If you are aware of any other negative reviews of Ben Urwand’s book where commonsense has prevailed, let me know and I will add it to the list. For interviews on this topic, click here to contact me.

6 thoughts on “UPDATED REBUTTALS LIST! The dark side of book publicity is revealed as rebuttals flow in for Ben Urwand’s The Collaboration: Hollywood’s Pact with Hitler

  1. Alice: I’ve written a follow-up post on the New Yorker’s website calling for Harvard to withdraw Urwand’s book. Thanks for keeping track of all this. David Denby

  2. Yes, thank you David.

    I have commented on this 2nd article of yours. I am VERY grateful for both, but especially this latest one. This book should never have been published. I understand it was an earlier version of this book that was also Urwand’s doctoral thesis. I know one film scholar has decided to pursue this.

    Many thanks,


  3. Alicia, like you, I flinched when I first heard about Urwand’s book. My great-grandfather, pioneering producer Sol M. Wurtzel, was head of production at Fox Studios from 1917 through the 1920s. When Darryl Zanuck’s 20th Century merged with Fox in 1935, Zanuck put my great-grandfather in charge of Fox’s B-picture unit where he remained until the late 1940s. Papa Sol produced 100s of movies during his career, including some of those mentioned in Urwand’s book. He was also one of the co-founders and first president of Temple Israel of Hollywood. I think I hear him rolling in his grave about being labeled a “Nazi collaborator.”
    I’ve done extensive research on his life and have learned about how he and other Hollywood moguls grappled with their Jewish identities, anti-Semitism and the Nazis. I commend you and David Denby for taking Ben Urwand and Harvard Univ. Press to task for this overreaching book. I’ve heard for years how the Nazis and powerful, wealthy domestic anti-Semites like Henry Ford squeezed “Hollywood Jews” in a vise as these successful men struggled to hang on to the motion picture “empire” they created. Could the Hollywood Jews have acted more courageously against Hitler? Maybe. But to be labeled collaborators? No, they don’t deserve that aspersion. Context matters.

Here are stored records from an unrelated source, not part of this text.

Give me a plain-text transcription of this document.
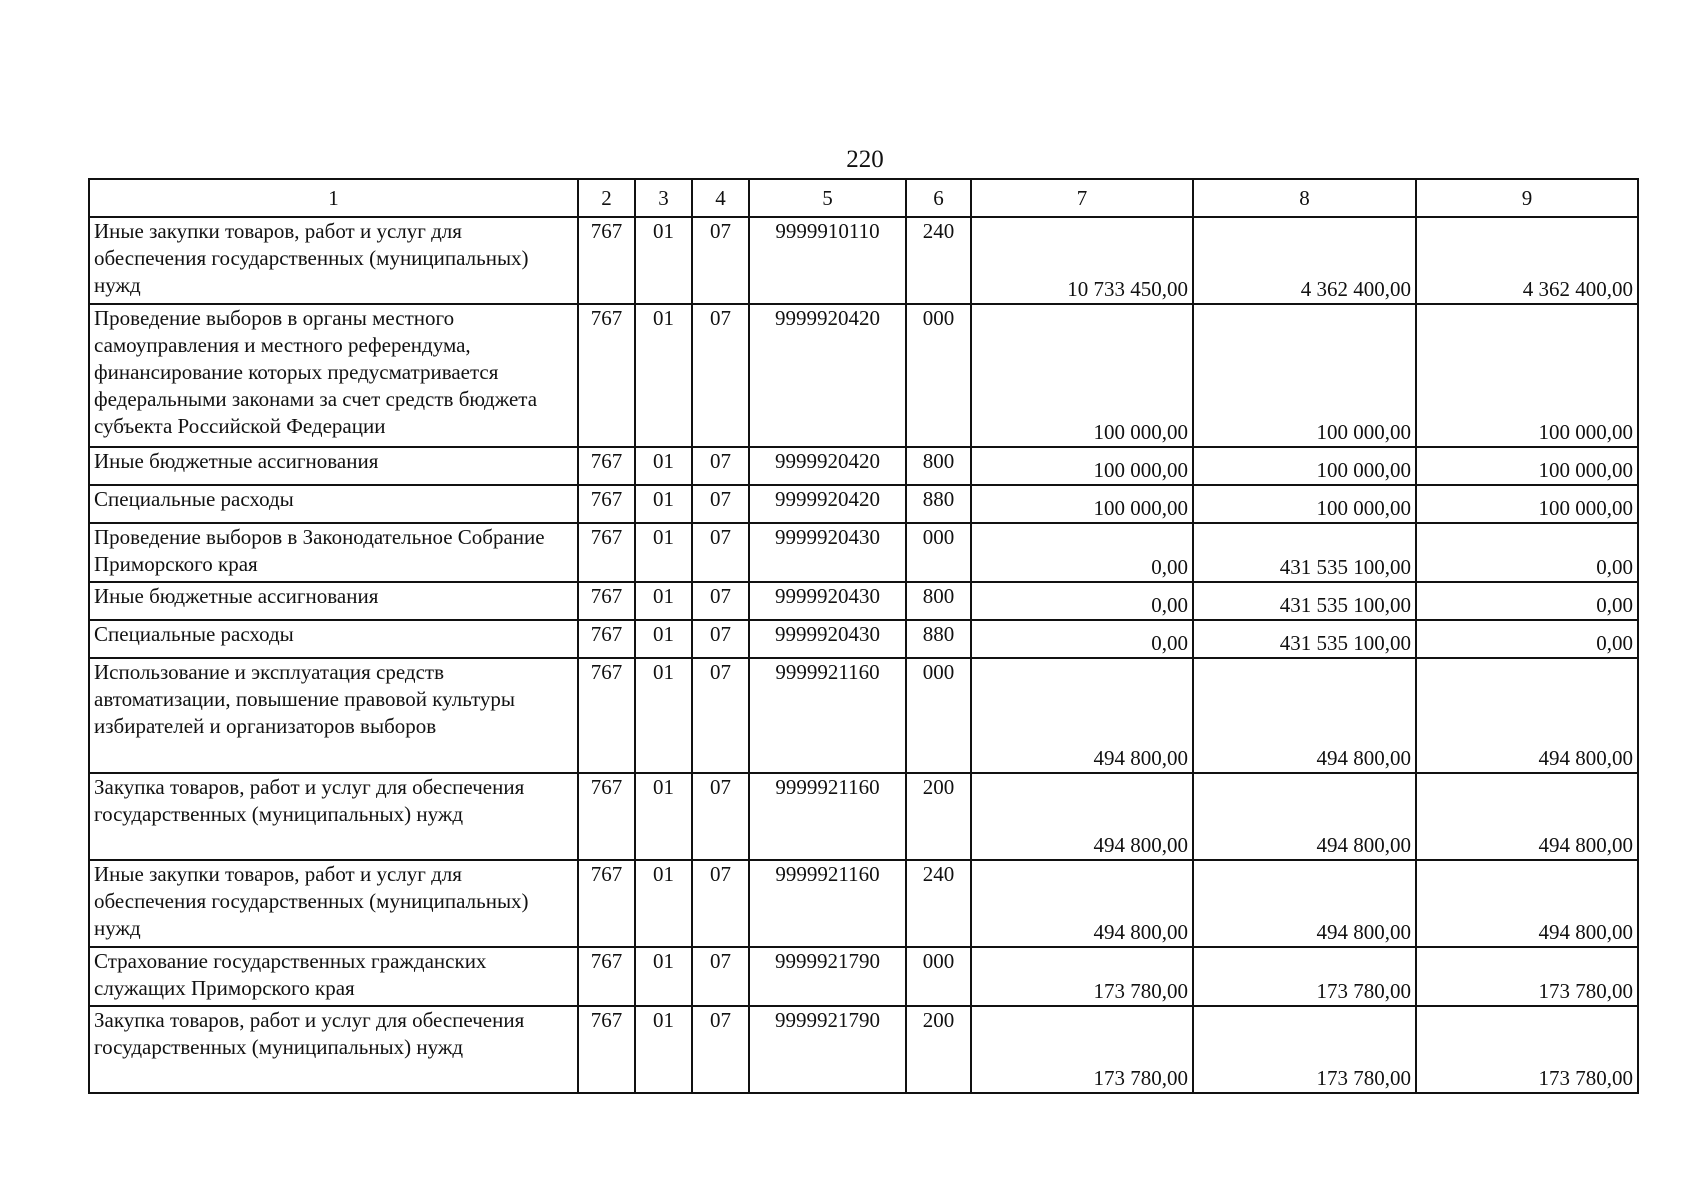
220
1	2	3	4	5	6	7	8	9
Иные закупки товаров, работ и услуг для обеспечения государственных (муниципальных) нужд	767	01	07	9999910110	240	10 733 450,00	4 362 400,00	4 362 400,00
Проведение выборов в органы местного самоуправления и местного референдума, финансирование которых предусматривается федеральными законами за счет средств бюджета субъекта Российской Федерации	767	01	07	9999920420	000	100 000,00	100 000,00	100 000,00
Иные бюджетные ассигнования	767	01	07	9999920420	800	100 000,00	100 000,00	100 000,00
Специальные расходы	767	01	07	9999920420	880	100 000,00	100 000,00	100 000,00
Проведение выборов в Законодательное Собрание Приморского края	767	01	07	9999920430	000	0,00	431 535 100,00	0,00
Иные бюджетные ассигнования	767	01	07	9999920430	800	0,00	431 535 100,00	0,00
Специальные расходы	767	01	07	9999920430	880	0,00	431 535 100,00	0,00
Использование и эксплуатация средств автоматизации, повышение правовой культуры избирателей и организаторов выборов	767	01	07	9999921160	000	494 800,00	494 800,00	494 800,00
Закупка товаров, работ и услуг для обеспечения государственных (муниципальных) нужд	767	01	07	9999921160	200	494 800,00	494 800,00	494 800,00
Иные закупки товаров, работ и услуг для обеспечения государственных (муниципальных) нужд	767	01	07	9999921160	240	494 800,00	494 800,00	494 800,00
Страхование государственных гражданских служащих Приморского края	767	01	07	9999921790	000	173 780,00	173 780,00	173 780,00
Закупка товаров, работ и услуг для обеспечения государственных (муниципальных) нужд	767	01	07	9999921790	200	173 780,00	173 780,00	173 780,00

  4. Good to hear from Sol Wurtzel’s grand-daughter. At least one Wurtzel-produced B, Allan Dwan’s 1937 “That I May Live,” features a positive if somewhat stereotypical Jewish character, an itinerant peddler played by J. Edward Bromberg. A bit of research would certainly uncover other positive presentations of Jewish characters during the supposed ban” on ethnics during the 1930s, such as Maurice Moscovitich’s Max Rubens in Leo McCarey’s 1937 masterpiece “Make Way for Tomorrow” (a Paramount release, btw). And I wish someone (including the author of the otherwise well-researched LA Book Review piece) would bother to watch “House of Rothschild” beyond the dicey first reel: though set in the Napoleonic era, the film quickly becomes a transparent allegory of the events of 1933-34, in which an evil Prussian aristocrat (Boris Karloff, no less!) funds a smear campaign against the Jews of Europe for personal and political reasons — in other words, an explicit attack on German antisemitism.

    Details have an annoying way of undermining wild generalizations.